Maintaining a community environment where everybody can thrive remains Pugh’s most adamant defense of the Code of Conduct. He backs the consequences set forth.
“They create accountability and a responsibility both to oneself and to the community,” Pugh said. “I don’t want individual students to detract from our society here at Villanova.”
Students, in turn, tend to have a diverse view of opinions on how the University handles its drinking policy. While some think the University does a commendable job in keeping a sort of unity on campus, others feel that the Code of Conduct can be improved.
One sophomore, Mike Durik, believes that the on-campus drinking policy is a fair one. He disagrees, however, with the enforcement of that policy.
“I don’t necessarily think there is problem with the drinking policy, but there is a problem with how strictly it is enforced,” he said. “Public safety and the administration should be more lenient with regard to alcohol write-ups. We are here to study and have fun, just like every other student attending college, and the over enforcement of the alcohol policy takes away from that.”
Another student, fellow sophomore Chuck Sgammato, took a stronger stance against the campus’s alcohol policy.
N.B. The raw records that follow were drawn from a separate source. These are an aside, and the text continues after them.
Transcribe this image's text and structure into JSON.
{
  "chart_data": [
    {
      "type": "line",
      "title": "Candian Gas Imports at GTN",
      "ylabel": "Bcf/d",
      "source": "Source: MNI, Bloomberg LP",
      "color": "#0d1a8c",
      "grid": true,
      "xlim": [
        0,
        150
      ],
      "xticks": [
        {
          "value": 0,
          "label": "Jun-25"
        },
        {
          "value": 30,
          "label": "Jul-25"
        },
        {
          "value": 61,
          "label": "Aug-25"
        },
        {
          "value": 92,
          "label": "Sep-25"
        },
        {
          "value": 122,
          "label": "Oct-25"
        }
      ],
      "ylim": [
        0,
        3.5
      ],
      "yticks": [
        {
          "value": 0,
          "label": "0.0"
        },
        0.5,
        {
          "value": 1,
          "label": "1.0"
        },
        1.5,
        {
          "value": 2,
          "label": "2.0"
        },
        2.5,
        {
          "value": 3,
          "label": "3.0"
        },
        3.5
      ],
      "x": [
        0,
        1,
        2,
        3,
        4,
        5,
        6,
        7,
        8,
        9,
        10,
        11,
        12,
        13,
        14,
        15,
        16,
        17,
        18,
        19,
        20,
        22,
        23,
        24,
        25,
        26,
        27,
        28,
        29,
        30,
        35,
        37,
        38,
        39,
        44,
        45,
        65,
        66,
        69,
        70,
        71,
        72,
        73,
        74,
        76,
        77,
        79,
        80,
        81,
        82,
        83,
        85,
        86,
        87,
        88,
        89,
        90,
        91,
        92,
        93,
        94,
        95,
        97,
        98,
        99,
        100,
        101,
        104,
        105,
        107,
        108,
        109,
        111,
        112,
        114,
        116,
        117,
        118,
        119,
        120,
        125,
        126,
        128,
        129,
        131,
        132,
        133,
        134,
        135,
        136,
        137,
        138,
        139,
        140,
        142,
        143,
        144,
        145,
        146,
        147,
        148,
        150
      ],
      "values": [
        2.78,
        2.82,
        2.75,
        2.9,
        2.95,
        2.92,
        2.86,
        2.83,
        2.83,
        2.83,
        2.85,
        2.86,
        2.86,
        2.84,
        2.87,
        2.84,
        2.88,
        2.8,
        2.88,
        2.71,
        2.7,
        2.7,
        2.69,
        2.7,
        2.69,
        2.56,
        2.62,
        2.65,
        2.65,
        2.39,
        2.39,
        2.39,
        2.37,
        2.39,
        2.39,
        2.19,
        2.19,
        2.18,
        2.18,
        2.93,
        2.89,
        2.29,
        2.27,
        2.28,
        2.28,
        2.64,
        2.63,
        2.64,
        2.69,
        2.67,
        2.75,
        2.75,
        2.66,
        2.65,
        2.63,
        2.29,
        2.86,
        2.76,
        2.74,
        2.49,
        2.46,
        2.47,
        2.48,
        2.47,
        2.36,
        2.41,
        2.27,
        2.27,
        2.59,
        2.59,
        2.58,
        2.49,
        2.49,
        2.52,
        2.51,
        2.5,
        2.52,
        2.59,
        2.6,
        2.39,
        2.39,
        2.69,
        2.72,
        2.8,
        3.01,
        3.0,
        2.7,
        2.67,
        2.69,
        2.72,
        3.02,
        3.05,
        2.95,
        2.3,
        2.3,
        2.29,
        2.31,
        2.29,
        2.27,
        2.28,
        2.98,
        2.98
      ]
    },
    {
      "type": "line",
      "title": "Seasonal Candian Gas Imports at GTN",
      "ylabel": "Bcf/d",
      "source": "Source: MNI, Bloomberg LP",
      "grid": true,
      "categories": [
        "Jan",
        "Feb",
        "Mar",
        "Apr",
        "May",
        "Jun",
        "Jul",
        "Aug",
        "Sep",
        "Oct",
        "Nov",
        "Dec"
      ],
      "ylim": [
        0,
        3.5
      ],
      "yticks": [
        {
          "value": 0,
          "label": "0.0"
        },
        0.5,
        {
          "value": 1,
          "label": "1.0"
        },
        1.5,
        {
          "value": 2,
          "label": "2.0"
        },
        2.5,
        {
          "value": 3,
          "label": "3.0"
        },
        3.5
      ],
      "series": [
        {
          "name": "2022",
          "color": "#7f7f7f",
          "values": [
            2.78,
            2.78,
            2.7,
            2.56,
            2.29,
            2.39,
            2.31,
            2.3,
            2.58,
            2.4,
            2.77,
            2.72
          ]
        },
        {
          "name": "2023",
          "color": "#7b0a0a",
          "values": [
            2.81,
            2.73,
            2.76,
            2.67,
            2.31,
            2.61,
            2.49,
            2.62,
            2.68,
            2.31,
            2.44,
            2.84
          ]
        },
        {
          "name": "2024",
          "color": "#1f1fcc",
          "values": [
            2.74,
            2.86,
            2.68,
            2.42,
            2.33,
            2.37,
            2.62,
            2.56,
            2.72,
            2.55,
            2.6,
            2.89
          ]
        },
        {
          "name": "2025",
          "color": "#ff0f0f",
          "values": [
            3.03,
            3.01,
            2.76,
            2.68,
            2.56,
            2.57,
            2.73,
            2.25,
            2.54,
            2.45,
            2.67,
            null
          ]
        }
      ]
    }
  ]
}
In his opinion, the University should do a better job of shaping a policy that meets the needs and interests of the students.
“Because the alcohol policy is so strict, and penalties can be so severe – up to hundreds of dollars in fines for just one offense – it makes students view drinking on campus as a rebellious thing to do,” Sgammato said. “They feel that if they can drink and get away with it, they’re cheating the system and getting away with something; they feel special. If the administration wouldn’t put drinking up on a pedestal and loosen the penalties, it wouldn’t be as appealing to sit in dorm rooms and drink.”
In addition, Sgammato believed that an increase in alcohol education courses, combined with community service hours, would help alter many students’ opinions on drinking altogether.
In regard to the relationship between the administration and the students, both Durik and Sgammato believed that an increase in the outreach from the administration could help students put a face to the names of the policy enforcers. In doing so, Sgammato believed that administration could become “more of a friend than a punisher,” helping improve the on-campus issue.
Pugh admits that the policy isn’t perfect, but he also acknowledges that no policy that is executed by humans can ever be perfect. Nevertheless, according to Pugh, the current policy has the interests of all students at heart.
“We really don’t want our students to get hurt,” he said. “It doesn’t mean we just take our hands off it and say that college students will be college students. Most Villanova students are honest, and they understand accountability. And most students ultimately learn from it.”